In the hours after Wednesday's appalling multiple train crash in Pakistan, many stories were created - not all of them true - and many more were buried in the panic that followed the fateful crash.
Three trains collided near the town of Ghotki, some 550km (340 miles) north of the country's bustling financial capital Karachi.
The small station was bustling with people at the time of the crash
Over 130 people were killed and more than 200 injured in the crash.
The site of the crash - a small railway station about 40 minutes' drive from the nearest town - was bustling with people.
Realising that I was a journalist, a hoard of people rushed towards me shouting "wado haadso".
It means "the big accident" in local Sindhi language.
Gradually, the story started to come together.
"I was woken up by a loud crash," Mohammed Murad, a local villager said.
"I came out on the street and in the first light of dawn I could see a plume of smoke coming from the direction of the local railway station."
By the time he reached the station, dozens of others had already gathered there.
"My life is not going to be the same again," said Meer Malik, an officer of the intelligence bureau who was among the first to reach the site.
"I have seen so many people dying today. Many of them were alive and crying for help, but they died before I could reach them."
He put his head in his hands and started to cry.
All around him lay the debris from the crash.
Stench of death
Huge railway bogies weighing tonnes were scattered around like toys.
Through the twisted and gnarled metal, one could see the personal belongings of the victims - a football, a few school bags and a tricycle among other things.
Inside the sweltering carriages, the stench of death was unmistakable - although all the bodies had been removed from the scene.
Crowds of little children gathered around one carriage where they could still see a few limbs scattered all over the floor.
This carriage was so badly mangled that rescue workers had not been able to remove them.
A huge opening had been cut into the side of this carriage with oxyacetylene torches.
But the crazy angle at which the carriage was tilted - and the thousands of pieces of glass sticking out from everywhere makes it extremely hazardous territory to negotiate.
It is scenes like this that speak of the horror of the accident.
People at the site refused to believe the officially confirmed death toll of 132.
"Look at this mess.
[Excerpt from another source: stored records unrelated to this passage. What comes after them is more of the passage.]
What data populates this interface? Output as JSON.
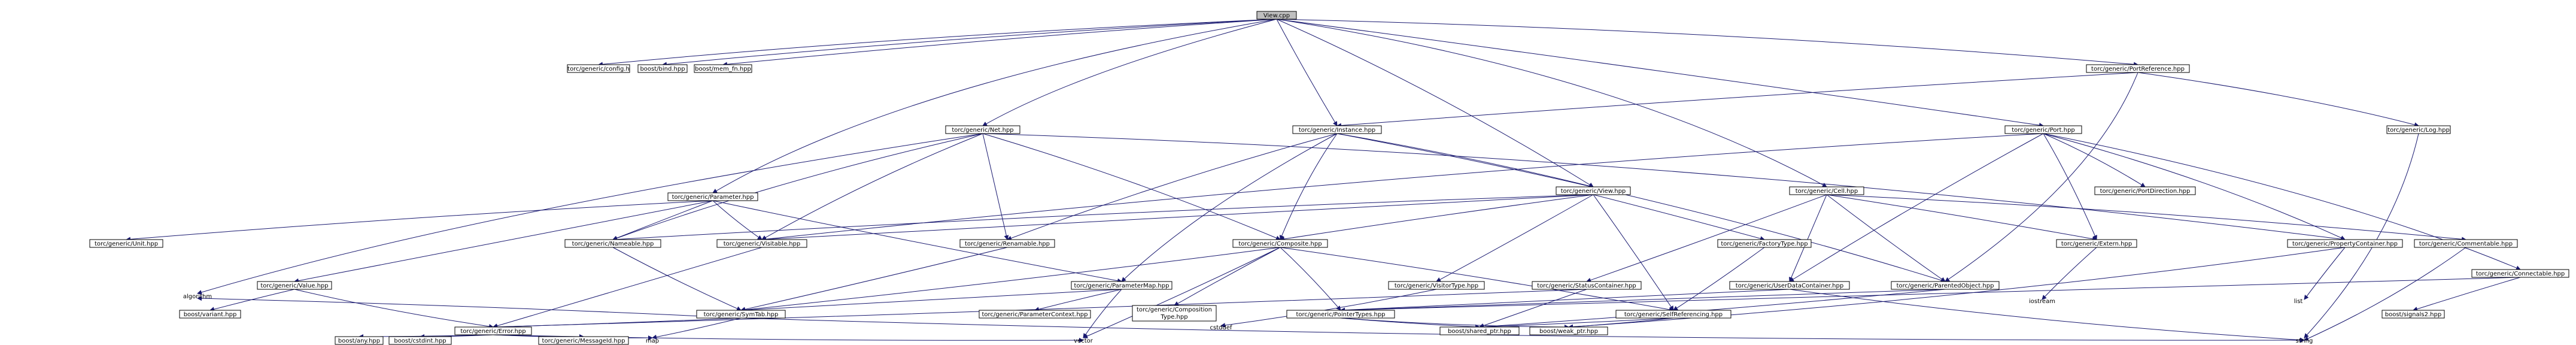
{
  "graph": {
    "root": "View.cpp",
    "edge_color": "#191970",
    "root_fill": "#bfbfbf",
    "nodes": {
      "view_cpp": "View.cpp",
      "config_h": "torc/generic/config.h",
      "boost_bind": "boost/bind.hpp",
      "boost_mem_fn": "boost/mem_fn.hpp",
      "net": "torc/generic/Net.hpp",
      "parameter": "torc/generic/Parameter.hpp",
      "instance": "torc/generic/Instance.hpp",
      "view_hpp": "torc/generic/View.hpp",
      "cell": "torc/generic/Cell.hpp",
      "port_reference": "torc/generic/PortReference.hpp",
      "log": "torc/generic/Log.hpp",
      "port": "torc/generic/Port.hpp",
      "port_direction": "torc/generic/PortDirection.hpp",
      "unit": "torc/generic/Unit.hpp",
      "value": "torc/generic/Value.hpp",
      "nameable": "torc/generic/Nameable.hpp",
      "visitable": "torc/generic/Visitable.hpp",
      "renamable": "torc/generic/Renamable.hpp",
      "composite": "torc/generic/Composite.hpp",
      "parameter_map": "torc/generic/ParameterMap.hpp",
      "visitor_type": "torc/generic/VisitorType.hpp",
      "factory_type": "torc/generic/FactoryType.hpp",
      "status_container": "torc/generic/StatusContainer.hpp",
      "extern": "torc/generic/Extern.hpp",
      "user_data_container": "torc/generic/UserDataContainer.hpp",
      "property_container": "torc/generic/PropertyContainer.hpp",
      "commentable": "torc/generic/Commentable.hpp",
      "parented_object": "torc/generic/ParentedObject.hpp",
      "connectable": "torc/generic/Connectable.hpp",
      "boost_variant": "boost/variant.hpp",
      "parameter_context": "torc/generic/ParameterContext.hpp",
      "composition_type_1": "torc/generic/Composition",
      "composition_type_2": "Type.hpp",
      "symtab": "torc/generic/SymTab.hpp",
      "self_referencing": "torc/generic/SelfReferencing.hpp",
      "pointer_types": "torc/generic/PointerTypes.hpp",
      "boost_signals2": "boost/signals2.hpp",
      "error": "torc/generic/Error.hpp",
      "boost_shared_ptr": "boost/shared_ptr.hpp",
      "boost_weak_ptr": "boost/weak_ptr.hpp",
      "boost_any": "boost/any.hpp",
      "boost_cstdint": "boost/cstdint.hpp",
      "messageid": "torc/generic/MessageId.hpp"
    },
    "plain": {
      "algorithm": "algorithm",
      "map": "map",
      "vector": "vector",
      "string": "string",
      "cstddef": "cstddef",
      "iostream": "iostream",
      "list": "list"
    }
  }
}
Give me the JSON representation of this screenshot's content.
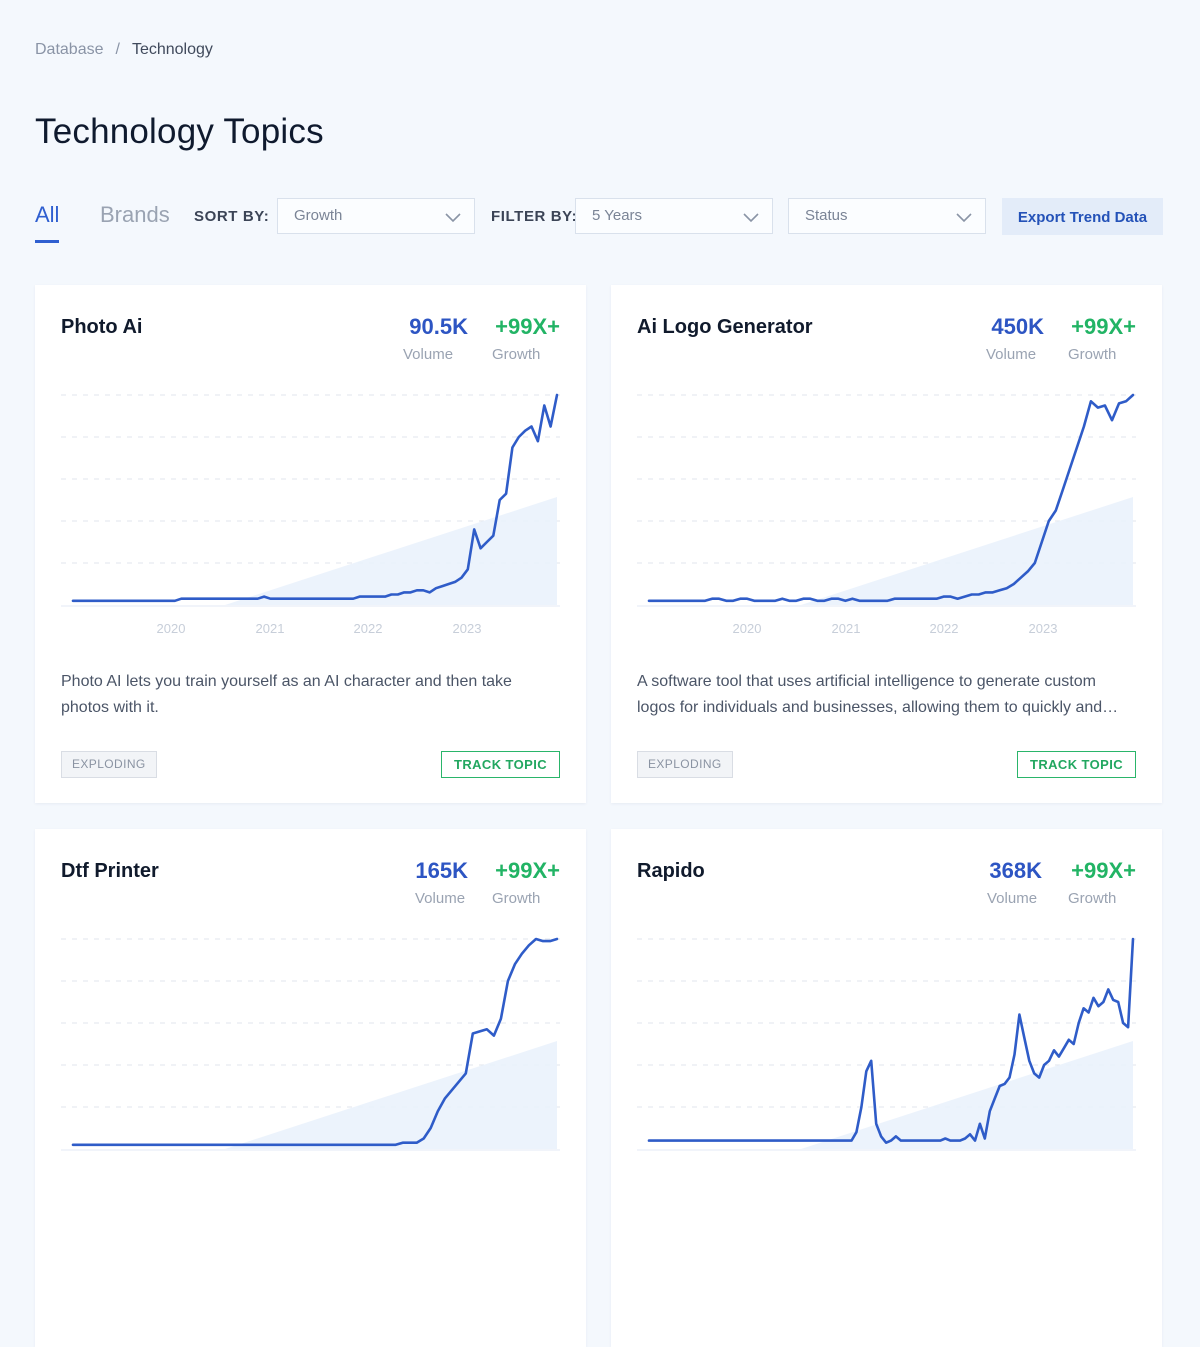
{
  "breadcrumb": {
    "root": "Database",
    "separator": "/",
    "current": "Technology"
  },
  "page_title": "Technology Topics",
  "tabs": {
    "all": "All",
    "brands": "Brands"
  },
  "controls": {
    "sort_label": "SORT BY:",
    "sort_value": "Growth",
    "filter_label": "FILTER BY:",
    "filter_value": "5 Years",
    "status_value": "Status",
    "export_label": "Export Trend Data"
  },
  "colors": {
    "accent": "#2d55c3",
    "growth": "#22b465",
    "line": "#2f5cc8"
  },
  "cards": [
    {
      "title": "Photo Ai",
      "volume": "90.5K",
      "volume_label": "Volume",
      "growth": "+99X+",
      "growth_label": "Growth",
      "description_line1": "Photo AI lets you train yourself as an AI character and then take",
      "description_line2": "photos with it.",
      "badge": "EXPLODING",
      "track_label": "TRACK TOPIC",
      "chart_data": {
        "type": "line",
        "x_ticks": [
          "2020",
          "2021",
          "2022",
          "2023"
        ],
        "values": [
          2,
          2,
          2,
          2,
          2,
          2,
          2,
          2,
          2,
          2,
          2,
          2,
          2,
          2,
          2,
          2,
          2,
          3,
          3,
          3,
          3,
          3,
          3,
          3,
          3,
          3,
          3,
          3,
          3,
          3,
          4,
          3,
          3,
          3,
          3,
          3,
          3,
          3,
          3,
          3,
          3,
          3,
          3,
          3,
          3,
          4,
          4,
          4,
          4,
          4,
          5,
          5,
          6,
          6,
          7,
          7,
          6,
          8,
          9,
          10,
          11,
          13,
          17,
          36,
          27,
          30,
          33,
          50,
          53,
          75,
          80,
          83,
          85,
          78,
          95,
          85,
          100
        ]
      }
    },
    {
      "title": "Ai Logo Generator",
      "volume": "450K",
      "volume_label": "Volume",
      "growth": "+99X+",
      "growth_label": "Growth",
      "description_line1": "A software tool that uses artificial intelligence to generate custom",
      "description_line2": "logos for individuals and businesses, allowing them to quickly and…",
      "badge": "EXPLODING",
      "track_label": "TRACK TOPIC",
      "chart_data": {
        "type": "line",
        "x_ticks": [
          "2020",
          "2021",
          "2022",
          "2023"
        ],
        "values": [
          2,
          2,
          2,
          2,
          2,
          2,
          2,
          2,
          2,
          3,
          3,
          2,
          2,
          3,
          3,
          2,
          2,
          2,
          2,
          3,
          2,
          2,
          3,
          3,
          2,
          2,
          3,
          3,
          2,
          3,
          2,
          2,
          2,
          2,
          2,
          3,
          3,
          3,
          3,
          3,
          3,
          3,
          4,
          4,
          3,
          4,
          5,
          5,
          6,
          6,
          7,
          8,
          10,
          13,
          16,
          20,
          30,
          40,
          45,
          55,
          65,
          75,
          85,
          97,
          94,
          95,
          88,
          96,
          97,
          100
        ]
      }
    },
    {
      "title": "Dtf Printer",
      "volume": "165K",
      "volume_label": "Volume",
      "growth": "+99X+",
      "growth_label": "Growth",
      "description_line1": "",
      "description_line2": "",
      "badge": "",
      "track_label": "",
      "chart_data": {
        "type": "line",
        "x_ticks": [],
        "values": [
          2,
          2,
          2,
          2,
          2,
          2,
          2,
          2,
          2,
          2,
          2,
          2,
          2,
          2,
          2,
          2,
          2,
          2,
          2,
          2,
          2,
          2,
          2,
          2,
          2,
          2,
          2,
          2,
          2,
          2,
          2,
          2,
          2,
          2,
          2,
          2,
          2,
          2,
          2,
          2,
          2,
          2,
          2,
          2,
          2,
          2,
          2,
          3,
          3,
          3,
          5,
          10,
          18,
          24,
          28,
          32,
          36,
          55,
          56,
          57,
          54,
          62,
          80,
          88,
          93,
          97,
          100,
          99,
          99,
          100
        ]
      }
    },
    {
      "title": "Rapido",
      "volume": "368K",
      "volume_label": "Volume",
      "growth": "+99X+",
      "growth_label": "Growth",
      "description_line1": "",
      "description_line2": "",
      "badge": "",
      "track_label": "",
      "chart_data": {
        "type": "line",
        "x_ticks": [],
        "values": [
          4,
          4,
          4,
          4,
          4,
          4,
          4,
          4,
          4,
          4,
          4,
          4,
          4,
          4,
          4,
          4,
          4,
          4,
          4,
          4,
          4,
          4,
          4,
          4,
          4,
          4,
          4,
          4,
          4,
          4,
          4,
          4,
          4,
          4,
          4,
          4,
          4,
          4,
          4,
          4,
          4,
          4,
          8,
          20,
          37,
          42,
          12,
          6,
          3,
          4,
          6,
          4,
          4,
          4,
          4,
          4,
          4,
          4,
          4,
          4,
          5,
          4,
          4,
          4,
          5,
          7,
          4,
          12,
          5,
          18,
          24,
          30,
          31,
          34,
          45,
          64,
          53,
          42,
          36,
          34,
          40,
          42,
          47,
          44,
          48,
          52,
          50,
          60,
          67,
          65,
          72,
          68,
          70,
          76,
          71,
          70,
          60,
          58,
          100
        ]
      }
    }
  ]
}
I think hundreds of people are dead," said one onlooker.
But this could well be one of the many stories that this terrible event has thrown up.
Another and a far more credible story relates to the heroic rescue effort put up by the locals.
"We managed to remove most of the dead and the injured shortly after noon," said a soldier.
His battalion was rushed to the spot from the nearby cantonment at Pano Aqil to start the rescue effort.
"But by the time we reached the spot, locals had already started moving the injured to nearby hospitals," the soldier said.
"They were simply magnificent," he said.
Later, I was told that a vast majority of shopkeepers in the nearby bazaar did not open shop, choosing instead to join in the rescue effort.
Munir Illahi, a local policeman, said there was not a single incident of anyone trying to walk away with the goods of the victims.
Theft by onlookers, he says, is one of the major hassles following any major incident of this nature.
Railway workers clearing the track said they had been joined by dozens of volunteers from the nearby villages.
"They are getting nothing for their effort but they refuse to go home," says railway worker Mohammed Akbar.
"If they stay around, we can clear this track up in half the time that it would have taken otherwise."
The spirit is even more strongly in evidence at the Ghotki hospital - the only medical facility close to the site.
The compound of the hospital is jammed with people bringing in relief supplies. Everywhere one looks, there are cartons of food, medicines and clothes.
One can see that most of the relief camps set up here are from religious organisations. They are also the ones completing the last rites of the deceased.
And it is here that one really comes across the scale of the tragedy.
The largest hall in the hospital is packed with dead bodies, the stench unbearable.
Dozens of blocks of ice are thrown around the hall to keep the bodies from decomposing.
"We have no idea who most of these people are," says the doctor on duty.
I ask him his name many times, but the question does not register.
"Who knows who these people are. Who knows if their relatives will ever find them," he mutters, more to himself than to me or the curious crowd of onlookers gathered around us.